Moorebank Intermodal Company Limited

The Moorebank Intermodal Company Limited (MIC) was established to oversee the development and future operation of the Moorebank intermodal terminal in Sydney’s south-west. It is designed to enable more freight to be moved by rail both locally and nationally. The Moorebank terminal will have an import and export facility with a direct link to Port Botany, and also an interstate and regional facility to connect to the national rail freight network. The terminal will be developed and operated by co-investor Sydney Intermodal Terminal Alliance.

MIC’s total actual expenses for 2016–17 were just under $3.7 million, with 55 per cent of these expenses attributable to employee benefits, as shown in Figure 5.

Figure 5: Moorebank Intermodal Company Limited’s total actual expenses by category ($’000)

Source: ANAO analysis of Moorebank Intermodal Company Limited’s 2016–17 annual report.

The three key risks for MIC’s financial statements are the:

  • calculation of provisions related to land remediation obligations, due to the complexity of the underlying event that gave rise to a potential legal obligation, the significant judgements required in the selection of the model’s assumptions in valuing the liability, and the increasing activity as the terminal development progresses;
  • management of, and accounting for, MIC’s interests in investment trusts, due to increasing development activity and the technical nature of the transactions between MIC and the trusts; and
  • procurement controls supporting contract management, which are material and can potentially create long-term obligations requiring long-term funding.

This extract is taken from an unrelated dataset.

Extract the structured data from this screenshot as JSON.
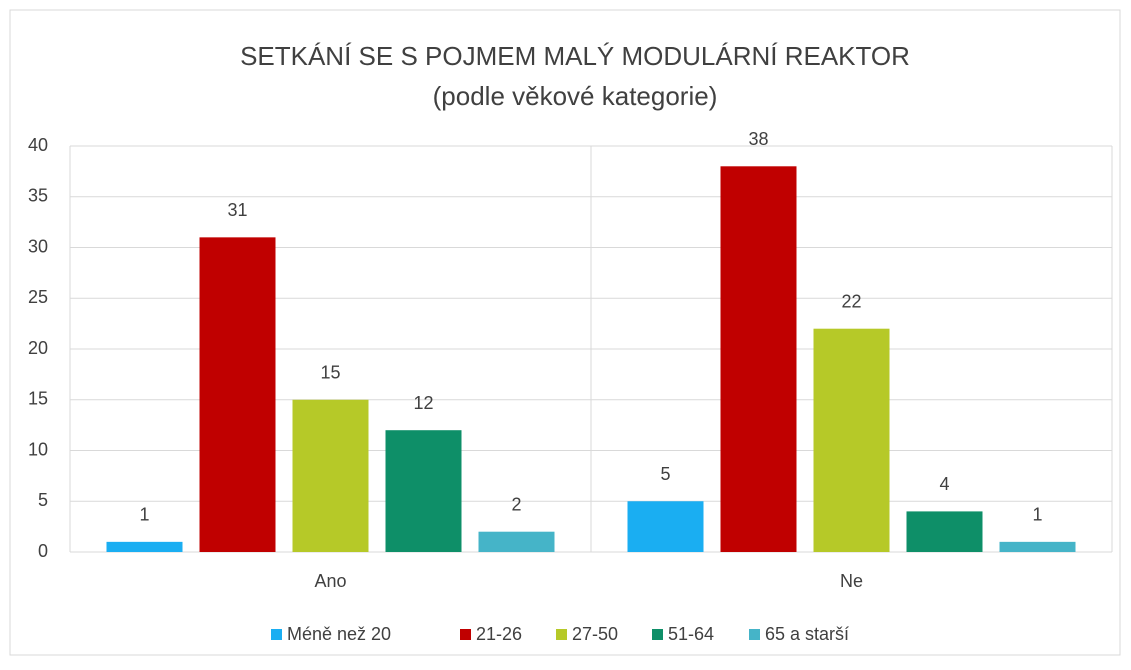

National Capital Authority

The National Capital Authority (NCA) is responsible for managing the strategic planning, promotion and enhancement of Canberra as the national capital for all Australians through the development and administration of the National Capital Plan, the operation of the National Capital Exhibition, delivery of education and awareness programs, and works to enhance the character of the national capital.

The NCA’s total budgeted expenses for 2018–19 are just under $49 million, with 47 per cent of these expenses attributable to depreciation and amortisation, finance costs and impairment of assets, as shown in Figure 6.

Figure 6: National Capital Authority’s total budgeted expenses by category ($’000)

Source: ANAO analysis of 2018–19 PBS Budget related papers.

The three key risks for the NCA’s financial statements are the:

  • valuation of land and buildings, which is a material balance and sensitive to changes in the assumptions used in the valuation models;
  • financial reporting of the NCA’s construction activities, requiring judgement to determine the status of projects at the end of the financial year; and
  • financial reporting of leasing arrangements.

WSA Co Limited

WSA Co Limited was established in August 2017 to build the Western Sydney Airport in Badgerys Creek, in south-western Sydney. WSA Co is a government business enterprise wholly owned by the Australian Government, represented by the Minister for Finance and the Minister for Urban Infrastructure and Cities as shareholder ministers.

The Australian Government will invest up to $5.3 billion for WSA Co to build Western Sydney Airport. This investment covers WSA Co’s work on the earthworks and construction of the airport, including compliance with environmental conditions. It also includes funding for the Department of Infrastructure, Regional Development and Cities to develop and finalise the airspace and flight path design.

The four key risks for WSA Co’s financial statements are the:

  • recognition and measurement of capital expenditure incurred in developing the airport, particularly the value of work in progress recognised during airport construction activities;
  • policies and processes for procurement, particularly relating to management of contracts for the delivery and cost management of major construction activities, given the material amounts contained within the contracts;
  • calculation of provisions for land remediation activities that may need to be undertaken prior to and during construction on the airport site; and
  • taxation-related balances, as there is complexity and judgement involved in accounting for deferred tax assets given the nature of the project.